Taking Selfies to Solve Skin Conditions 

April Armstrong Leads the Emerging Practice of Teledermatology


By Mark Couch

Armstrong-350(May 2015) April Armstrong’s office on the Anschutz Medical Campus is unblemished: No stray papers scattered around, no piles of books on shelves, no computer on the desk, nothing hanging on the walls.

She shrugs off questions about it with a simple answer.

“Everything I need is in here,” she says, pulling a laptop out of the bag she totes around campus. The response is apropos for a physician who is quickly becoming a leading expert in the practice of teledermatology.

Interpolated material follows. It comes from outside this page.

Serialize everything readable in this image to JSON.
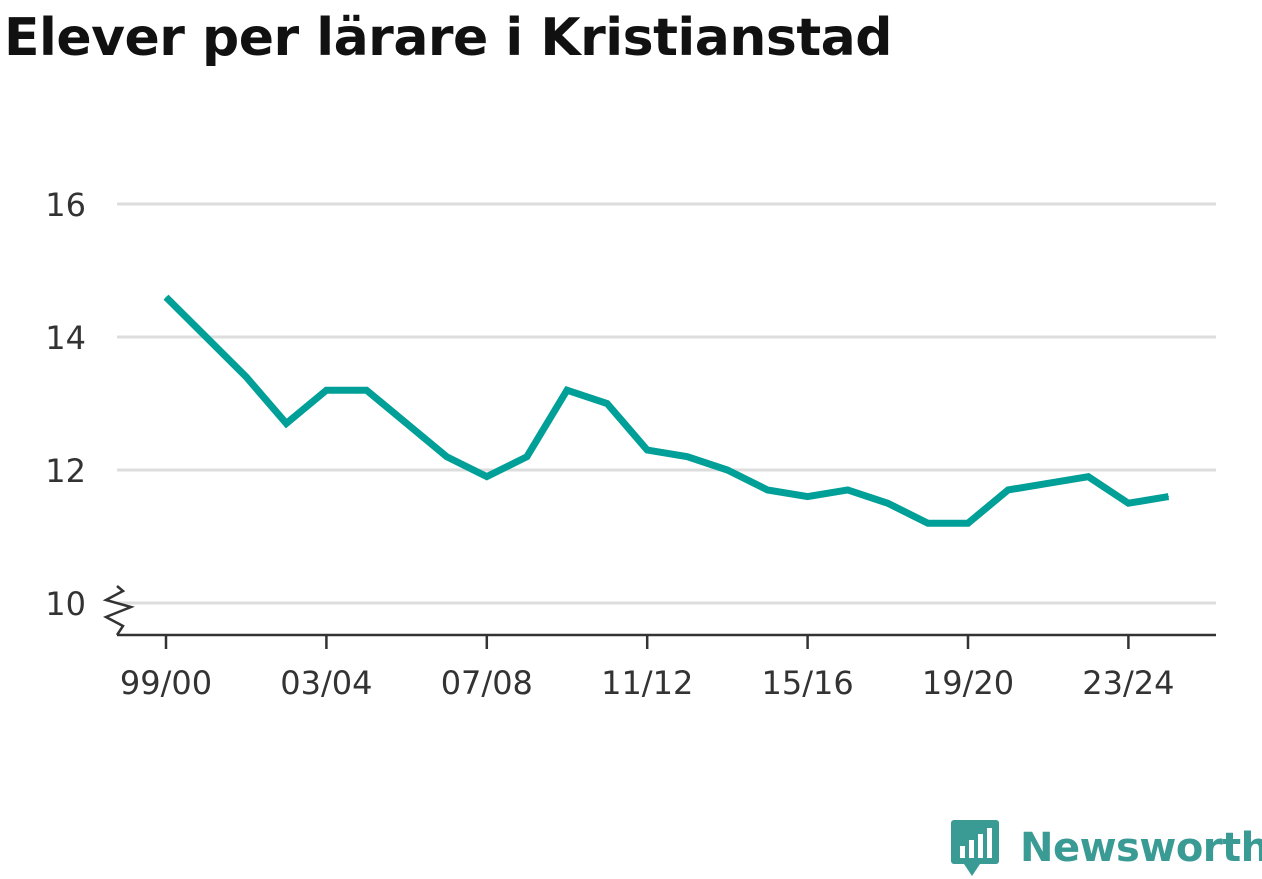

Armstrong, MD, joined the School of Medicine in 2013 as associate professor and vice chair of clinical research in the Department of Dermatology, and she has quickly made her mark with two high-profile research studies published in JAMA Dermatology.

The first tallied the annual cost of psoriasis in the United States, estimating it to be between $112 billion per year and $135 billion per year.

The other research study evaluated the use of email and online communications in treating patients with eczema, finding that online consultations for ongoing care were just as effective as in-person visits. That report quickly captured media attention with reporters hailing the “selfie” solution to a condition that affects millions of people.

The use of telemedicine is particularly crucial in locales where a shortage of physicians requires long trips for what are otherwise routine visits to the doctor’s office.

“Patients often report having to drive long distances and take time away from work and school to care for their skin,” Armstrong says.

That’s more than an inconvenience. It’s a cost to the patient and a cost to the community, so Armstrong designed a study to figure out whether digital images transmitted online would serve patients as well as regular in-office visits.

“We’re never going to give up face-to-face interactions,” Armstrong says. “It’s valuable to be in the same room, to touch. What we’re doing is diversifying the way we practice. I don’t advocate replacing the human touch.”

To compare the effectiveness of online treatment with in-office visits, Armstrong and her fellow researchers recruited 156 adults and children with eczema who lived near Sacramento, Calif., and who had access to the Internet, computers and digital cameras.

All patients saw their dermatologists in person for the initial visit. Then half of them received follow-up care in office visits while the other half sent photographs of their eczema to the dermatologist, who then recommended treatments and prescribed medications electronically.

Both groups measured the severity of eczema through a standard patient questionnaire. Higher scores indicated greater severity with a maximum possible score of 28. After a year, the patients in the online group had dropped an average of 5.1 points and the in-person group declined an average of 4.9 points.

Further, the study team assessed the photographs to determine the severity of the eczema, with scores of 0 for “clear” up to 5 for “very severe.” The team determined that 38.4 percent of the online group achieved scores of 0 or 1, compared with 43.6 percent for the in-person group.

Based on those scoring systems, the differences between the online and in-person consultations after one year were so small, they were considered nonexistent. While the patient outcomes were remarkably similar, the impact of treatment for the patients is significant.

“Skin diseases are not as well publicized as others,” Armstrong says. “It won’t kill you, but it can ruin your life.”